The Chargers play Berlin, a 28-14 winner over Cheney Tech in the semifinals at Sheehan, 2 p.m.. Ledyard defeated Waterford handily and faces Wolcott, which rallied from two touchdowns down to beat Ellington/Somers 36-26, in the other semifinal.
As for Bethel, the Wildcats knew they were in for a tough one. Unlike two years ago, when Bethel stunned New London, even a perfect performance probably wouldn’t have been enough. But seniors like Brandon Schmidt and Brian Birdsell walk out the door proud with the knowledge they helped put together one of the best football runs in school history and Bethel on the map.
We won’t delve into too many specifics here on the Class S tournament.
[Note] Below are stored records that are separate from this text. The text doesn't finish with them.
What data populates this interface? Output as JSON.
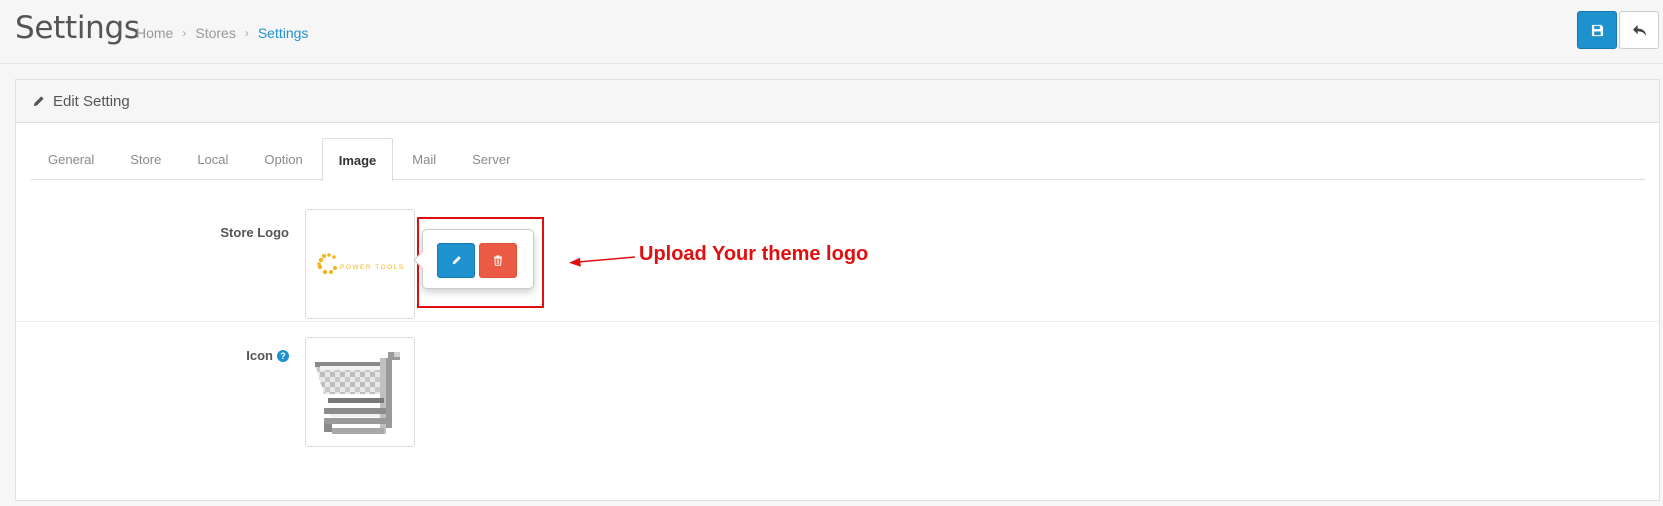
{
  "header": {
    "title": "Settings",
    "breadcrumb": [
      "Home",
      "Stores",
      "Settings"
    ],
    "save_icon": "save-icon",
    "back_icon": "reply-icon"
  },
  "panel": {
    "title": "Edit Setting",
    "title_icon": "pencil-icon"
  },
  "tabs": [
    {
      "label": "General",
      "active": false
    },
    {
      "label": "Store",
      "active": false
    },
    {
      "label": "Local",
      "active": false
    },
    {
      "label": "Option",
      "active": false
    },
    {
      "label": "Image",
      "active": true
    },
    {
      "label": "Mail",
      "active": false
    },
    {
      "label": "Server",
      "active": false
    }
  ],
  "fields": {
    "store_logo": {
      "label": "Store Logo",
      "logo_text": "POWER TOOLS",
      "edit_icon": "pencil-icon",
      "clear_icon": "trash-icon"
    },
    "icon": {
      "label": "Icon",
      "help_icon": "question-circle-icon",
      "help_glyph": "?",
      "image": "shopping-cart-icon"
    }
  },
  "annotation": {
    "text": "Upload Your theme logo",
    "color": "#e01010"
  },
  "colors": {
    "primary": "#1e91cf",
    "danger": "#ea5a44",
    "logo_accent": "#f4b41a"
  }
}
It is blessed (and we mean blessed) with no teams from Shangri-La. But both Catholic schools, Northwest Catholic and Holy Cross won. They sit on separate sides of the bracket. Only Valley Regional and Cromwell stand in their way of a playoff holy war.
By the way, huge props to the CSC teams. Both Capital Prep and Cheney Tech didn’t win their games. But they were far from mince meat like other CSC playoff teams before them. They represented Tech school football well. It bodes well for them and their opponents.